Thursday, 5 August 2010
The Merchant & the Faqir
بِسۡمِ ٱللهِ ٱلرَّحۡمَـٰنِ ٱلرَّحِيمِ
There was once a faqir who was a ferryman. Once a merchant approached him to be ferried across to the other shore. The faqir agreed to row him across. As the both sailed along, the merchant started a conversation.
“Do you know to read and write?”
“No, I am an illiterate and a rustic” replied the faqir.
The merchant said, “Oh! One fourth of your life is wasted!”
“But do you know arithmetic? You should know it, as it is important in maintaining accounts of your day to day life?”
The faqir replied, “No. I am in no need of maintaining accounts as I spend whatever I earn that day. I do not earn more than what I need for my daily bread.” He continued, “The Existence that provides me today will take care of my morrow as well. So why do I have to worry? If someone pays me I take it, if he does not I do not mind. I have lived ‘til now this way and will be taken care in the future also. The giver gives nothing that lasts forever, nor does the one who does not give take away something which will last forever. All is but a play!”
The merchant on hearing this said, “You have then wasted half of your life!”
Just then a storm began and the boat began to toss about in the unruly waves. The faqir laughed at the merchant who was frightened for his life. The faqir asked him, “Do you know to swim?”
The frightened merchant replied, “Not at all!”
“The whole of your life is wasted! All your knowledge has not prepared you for the inevitable.” And the boat capsized.
All the knowledge that we acquire through scriptures about the immortality of he soul and deathlessness fails miserably when confronting death. Only a person who lives a life of awareness and is imbibed understands the Truth. There is a difference between the Knower, an ‘arif and an intellectual who is not imbibed. Much of what we hold to be knowledge is at times nothing but clutter. As a general rule, if it brings us closer to Allah (s.w.t.), it is knowledge. It leads us away from Allah (s.w.t.), it is false knowledge. Perhaps not even information. Some of us are the faqir. Most of us are the merchant. That boat is our life and the river we cross is dunya. It is a shorter journey than many realise. And whatever is waiting on the other side wholly depends on where we have intended to go.
A grammatist once got into a boat.
That self-regarding man looked at the boatman
And said, “Do you know grammar?” “No,” he said.
“And half your life has gone!” he chided him.
The boatman’s heart was broken by the pain,
but for the moment made his answer silence.
The wind then blew the boat into a whirpool.
The boatman hollered to the grammatist,
“Do you know how to swim at all, please tell me?”

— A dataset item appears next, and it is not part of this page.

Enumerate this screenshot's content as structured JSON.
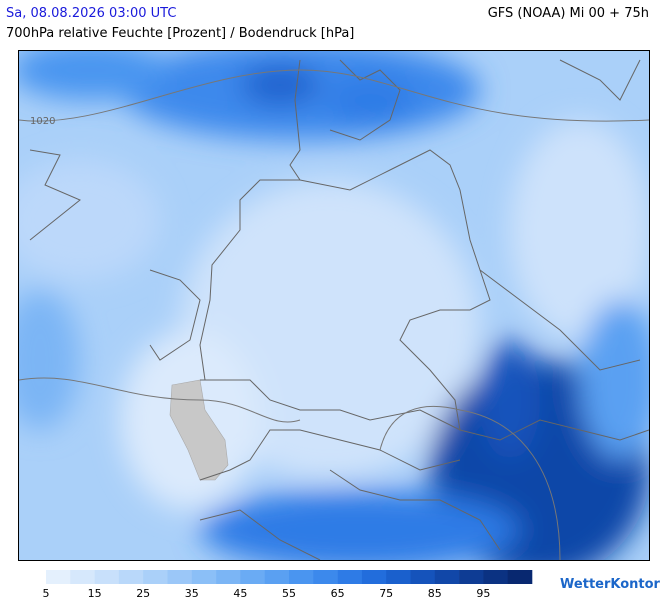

He said, “I don’t, you shrewd and handsome man!”
“Then all your life has gone, dear grammatist,”
he said. “Our boat is sinking in these whirlpools.
Absorption’s needed here, not grammar, see!
If you’re absorbed, jump in. There’s no danger.
The ocean wave will raise the dead aloft.
How can the living man escape the sea?
And if you’ve died to human qualities,
the sea of secrets sets you at its summit.
And you who’ve called the people asinine,
now you’re the one who’s like an ass on ice.
World’s greatest scholar of your time you may be,
but note this world is passing – watch the time!
Now we stitched up the grammatist in order
to tell you of the grammar of absorption.
The heart of all the learned sciences,
my learned friend, you’ll learn in self-effacement.
That pitcher is our learned sciences,
that caliph is the Tigris of God’s knowledge.
Full jars we’re carrying to the river Tigris,
and we’re an ass, though we don’t know it yet.
At least the Bedouin man could be excused –
from distant parts, he didn’t know the Tigris.
If he, like us, had known about the Tigris
would he have lugged his jar from place to place?
No, surely, if he’d known about the Tigris,
he would have smashed his jar upon a rock.”